Ideally, the value of this measure should be 0.

Replacing disks

Indicates the number of replacing disks in this RAID group.

Number

Mismatched disks that are part of an aggregate can be replaced with a more suitable spare disk without disrupting the data service. This process uses the Rapid RAID Recovery process to copy the data from the disk being replaced to a specified spare disk. Frequently replacing the disks will lead to the system degradation. Therefore, the frequent replacement of the disks needs to be avoided by proper initial configuration.

Total physical space

Indicates the total size of this RAID group.

MB

 

Used space

Indicates the total amount of space used by all disks in this RAID group.

MB

Ideally, the value of this measure should be low. If this value grows close to that of the Total physical space measure, then you may want to consider adding more disks to the storage system, or free space in the disks by deleting unnecessary data.

Used space percentage

Indicates the percent of space that is utilized across all disks in this RAID group.

Percent

A low value is desired for this measure. A value close to 100% indicates excessive disk space usage by a RAID group.

Media scrub percentage

Indicates the percentage of media scrubbing that is currently completed in this RAID group.

Percent

Media scrubbing is a continuous background process. The purpose of the continuous media scrub is to detect and correct media errors in order to minimize the chance of storage system disruption due to a media error while a storage system is in degraded or reconstruction mode.
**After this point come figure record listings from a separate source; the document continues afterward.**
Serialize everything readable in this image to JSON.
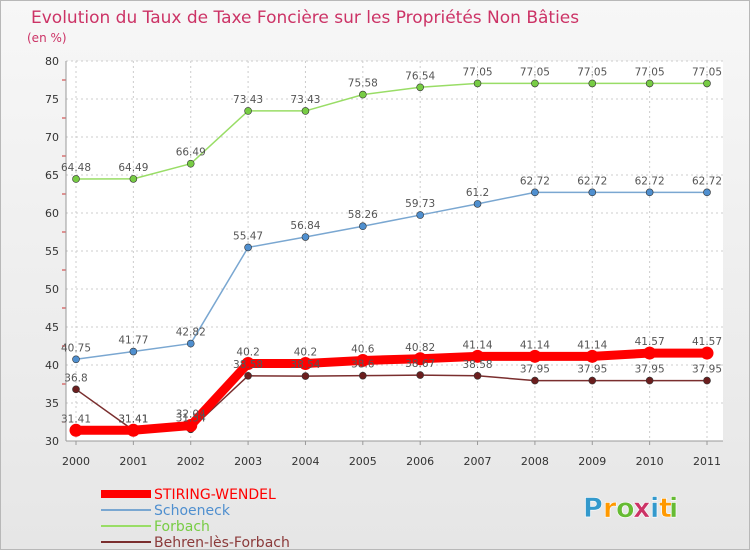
{
  "chart_data": {
    "type": "line",
    "title": "Evolution du Taux de Taxe Foncière sur les Propriétés Non Bâties",
    "subtitle": "(en %)",
    "xlabel": "",
    "ylabel": "",
    "ylim": [
      30,
      80
    ],
    "yticks": [
      30,
      35,
      40,
      45,
      50,
      55,
      60,
      65,
      70,
      75,
      80
    ],
    "categories": [
      "2000",
      "2001",
      "2002",
      "2003",
      "2004",
      "2005",
      "2006",
      "2007",
      "2008",
      "2009",
      "2010",
      "2011"
    ],
    "series": [
      {
        "name": "STIRING-WENDEL",
        "color": "#ff0000",
        "marker_color": "#ff0000",
        "values": [
          31.41,
          31.41,
          32.04,
          40.2,
          40.2,
          40.6,
          40.82,
          41.14,
          41.14,
          41.14,
          41.57,
          41.57
        ],
        "labels": [
          "31.41",
          "31.41",
          "32.04",
          "40.2",
          "40.2",
          "40.6",
          "40.82",
          "41.14",
          "41.14",
          "41.14",
          "41.57",
          "41.57"
        ]
      },
      {
        "name": "Schoeneck",
        "color": "#7aa7d1",
        "marker_color": "#4f8fcf",
        "values": [
          40.75,
          41.77,
          42.82,
          55.47,
          56.84,
          58.26,
          59.73,
          61.2,
          62.72,
          62.72,
          62.72,
          62.72
        ],
        "labels": [
          "40.75",
          "41.77",
          "42.82",
          "55.47",
          "56.84",
          "58.26",
          "59.73",
          "61.2",
          "62.72",
          "62.72",
          "62.72",
          "62.72"
        ]
      },
      {
        "name": "Forbach",
        "color": "#99dd66",
        "marker_color": "#77cc44",
        "values": [
          64.48,
          64.49,
          66.49,
          73.43,
          73.43,
          75.58,
          76.54,
          77.05,
          77.05,
          77.05,
          77.05,
          77.05
        ],
        "labels": [
          "64.48",
          "64.49",
          "66.49",
          "73.43",
          "73.43",
          "75.58",
          "76.54",
          "77.05",
          "77.05",
          "77.05",
          "77.05",
          "77.05"
        ]
      },
      {
        "name": "Behren-lès-Forbach",
        "color": "#7a2e2e",
        "marker_color": "#6b1e1e",
        "values": [
          36.8,
          31.41,
          31.54,
          38.58,
          38.54,
          38.6,
          38.67,
          38.58,
          37.95,
          37.95,
          37.95,
          37.95
        ],
        "labels": [
          "36.8",
          "31.41",
          "31.54",
          "38.58",
          "38.54",
          "38.6",
          "38.67",
          "38.58",
          "37.95",
          "37.95",
          "37.95",
          "37.95"
        ]
      }
    ]
  },
  "logo": {
    "letters": [
      "P",
      "r",
      "o",
      "x",
      "i",
      "t",
      "i"
    ],
    "colors": [
      "#3399cc",
      "#ff9900",
      "#66bb33",
      "#cc3366",
      "#3399cc",
      "#ff9900",
      "#66bb33"
    ]
  }
}
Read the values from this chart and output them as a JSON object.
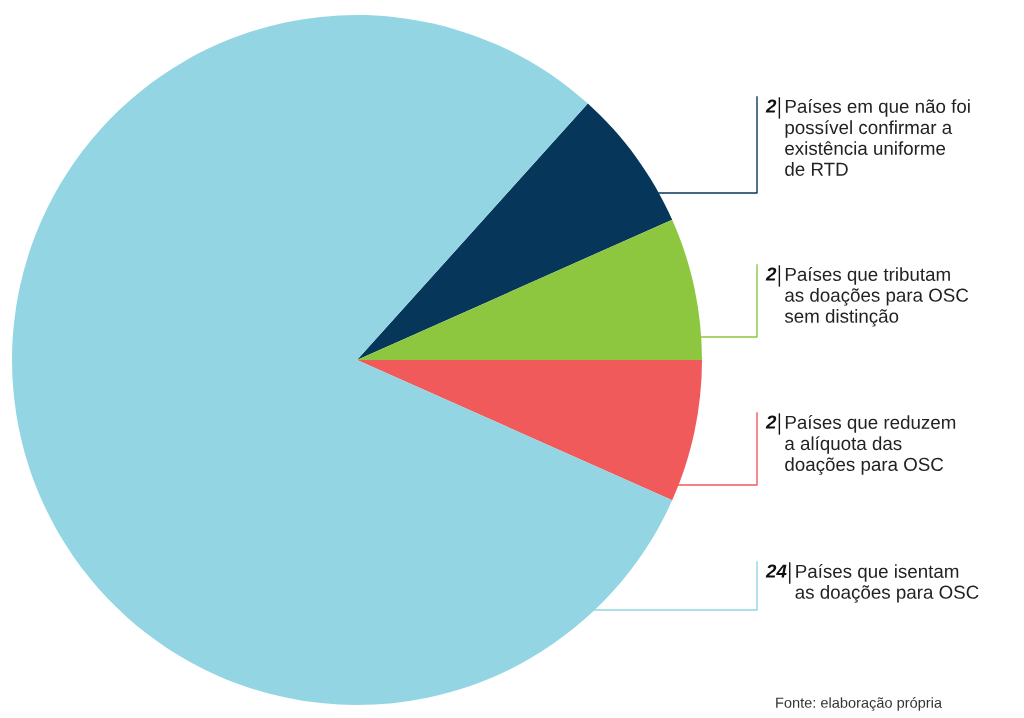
{
  "chart_data": {
    "type": "pie",
    "categories": [
      "Países em que não foi\npossível confirmar a\nexistência uniforme\nde RTD",
      "Países que tributam\nas doações para OSC\nsem distinção",
      "Países que reduzem\na alíquota das\ndoações para OSC",
      "Países que isentam\nas doações para OSC"
    ],
    "values": [
      2,
      2,
      2,
      24
    ],
    "colors": [
      "#06375a",
      "#8dc63f",
      "#f05a5b",
      "#93d5e2"
    ],
    "data_labels": true,
    "annotations": [
      "Fonte: elaboração própria"
    ]
  }
}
By default, Data ONTAP runs continuous background media scrubbing for media errors on all storage system disks. If a media error is found, Data ONTAP uses RAID to reconstruct the data and repairs the error.

Due to media scrubbing process, the disk LEDs may blink on an apparently idle storage system and some CPU activity may occur even when no user workload is present.

Parity scrub percentage

Indicates the percentage of parity scrubbing that is currently completed in this RAID group.

Percent

The purpose of the parity scrub is to detect and correct errors in the parity disk of the RAID group. A consistent parity is required for disk reconstruction.